Sauna and heat exposure have gained traction not because they’re flashy, but because they align with basic training principles: apply stress, adapt, repeat. Heat acclimation makes intuitive sense, especially for summer racing. But it’s still stress layered onto stress. Without thoughtful hydration and recovery, it can quietly tip the balance the wrong way. And this is coming from a sauna enthusiast.

And then there’s the broader influence of elite training systems. Double-threshold days. Altitude exposure. Precision fueling protocols. We see what works at the highest levels and naturally wonder what applies to the rest of us. But elite performance sits inside elite recovery bandwidth - time, support, nutrition, lower external stress. Context changes everything!

None of these approaches are inherently misguided. I have experimented with many of these trends myself and experienced different levels of success. Many likely work, at least a little. And that’s what makes them compelling.

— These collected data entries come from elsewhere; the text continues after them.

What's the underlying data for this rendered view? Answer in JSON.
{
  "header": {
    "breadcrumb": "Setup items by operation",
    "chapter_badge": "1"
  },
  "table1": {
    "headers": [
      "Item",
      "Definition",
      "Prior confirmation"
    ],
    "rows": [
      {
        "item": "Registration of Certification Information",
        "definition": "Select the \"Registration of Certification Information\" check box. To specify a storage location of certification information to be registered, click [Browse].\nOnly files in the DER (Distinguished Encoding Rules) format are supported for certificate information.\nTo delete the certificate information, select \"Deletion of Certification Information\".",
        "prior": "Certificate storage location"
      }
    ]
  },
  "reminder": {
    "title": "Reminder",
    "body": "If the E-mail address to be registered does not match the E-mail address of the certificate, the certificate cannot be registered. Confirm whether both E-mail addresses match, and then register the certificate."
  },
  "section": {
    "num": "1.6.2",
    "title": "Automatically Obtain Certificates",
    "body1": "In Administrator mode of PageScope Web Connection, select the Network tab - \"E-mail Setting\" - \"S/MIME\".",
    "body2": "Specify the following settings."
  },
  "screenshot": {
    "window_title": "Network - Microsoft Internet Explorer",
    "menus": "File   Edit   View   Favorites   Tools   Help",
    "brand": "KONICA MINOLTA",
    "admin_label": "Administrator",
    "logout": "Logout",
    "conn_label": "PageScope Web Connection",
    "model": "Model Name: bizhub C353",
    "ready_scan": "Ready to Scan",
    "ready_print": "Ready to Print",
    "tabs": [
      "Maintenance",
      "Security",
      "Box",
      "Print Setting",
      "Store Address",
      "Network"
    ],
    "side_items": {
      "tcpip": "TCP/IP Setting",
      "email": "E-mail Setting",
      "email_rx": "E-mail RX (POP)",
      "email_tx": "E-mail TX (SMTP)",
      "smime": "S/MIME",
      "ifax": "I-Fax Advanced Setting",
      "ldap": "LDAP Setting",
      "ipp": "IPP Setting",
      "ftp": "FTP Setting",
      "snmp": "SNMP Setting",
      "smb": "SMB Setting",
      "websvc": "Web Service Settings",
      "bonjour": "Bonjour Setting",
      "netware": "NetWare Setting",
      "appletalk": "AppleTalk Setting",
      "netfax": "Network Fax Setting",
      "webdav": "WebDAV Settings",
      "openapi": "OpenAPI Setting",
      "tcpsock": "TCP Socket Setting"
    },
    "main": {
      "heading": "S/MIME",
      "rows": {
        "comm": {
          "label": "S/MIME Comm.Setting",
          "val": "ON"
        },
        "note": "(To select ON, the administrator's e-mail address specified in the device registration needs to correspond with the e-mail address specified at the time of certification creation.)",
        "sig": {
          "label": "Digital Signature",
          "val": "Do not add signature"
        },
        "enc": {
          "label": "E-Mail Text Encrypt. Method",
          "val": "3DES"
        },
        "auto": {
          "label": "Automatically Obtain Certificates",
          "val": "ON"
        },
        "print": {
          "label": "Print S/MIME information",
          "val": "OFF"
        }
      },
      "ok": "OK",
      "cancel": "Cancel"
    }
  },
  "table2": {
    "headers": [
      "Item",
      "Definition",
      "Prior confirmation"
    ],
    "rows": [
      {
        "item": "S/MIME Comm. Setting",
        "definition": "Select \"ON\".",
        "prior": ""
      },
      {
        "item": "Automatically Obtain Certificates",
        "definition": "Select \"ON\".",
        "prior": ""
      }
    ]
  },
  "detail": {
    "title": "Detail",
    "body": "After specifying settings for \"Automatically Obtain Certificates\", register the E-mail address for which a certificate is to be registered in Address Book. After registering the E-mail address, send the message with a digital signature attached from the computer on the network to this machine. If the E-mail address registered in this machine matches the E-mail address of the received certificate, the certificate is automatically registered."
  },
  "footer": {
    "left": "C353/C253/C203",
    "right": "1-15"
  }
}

What’s important, though, is what seems to matter over longer stretches of time.

The Patterns That Hold

From the outside looking in, one thing seems consistent: the runners who improve steadily tend to have the basics locked in.

  • Consistent training

  • Gradual progression

  • Enough food

  • Enough sleep

  • Patience

The newer trends aren’t inherently good or bad. Some likely provide real, measurable benefits. Others may offer more psychological lift than physiological change. And sometimes, that psychological boost is valuable too.

But none of them seem to replace the foundation.

Maybe that’s the balance? Stay curious, experiment thoughtfully, enjoy the innovation. Just don’t forget that the biggest gains in running still come from doing the simple things well, over and over again. Stay consistent and happy experimenting!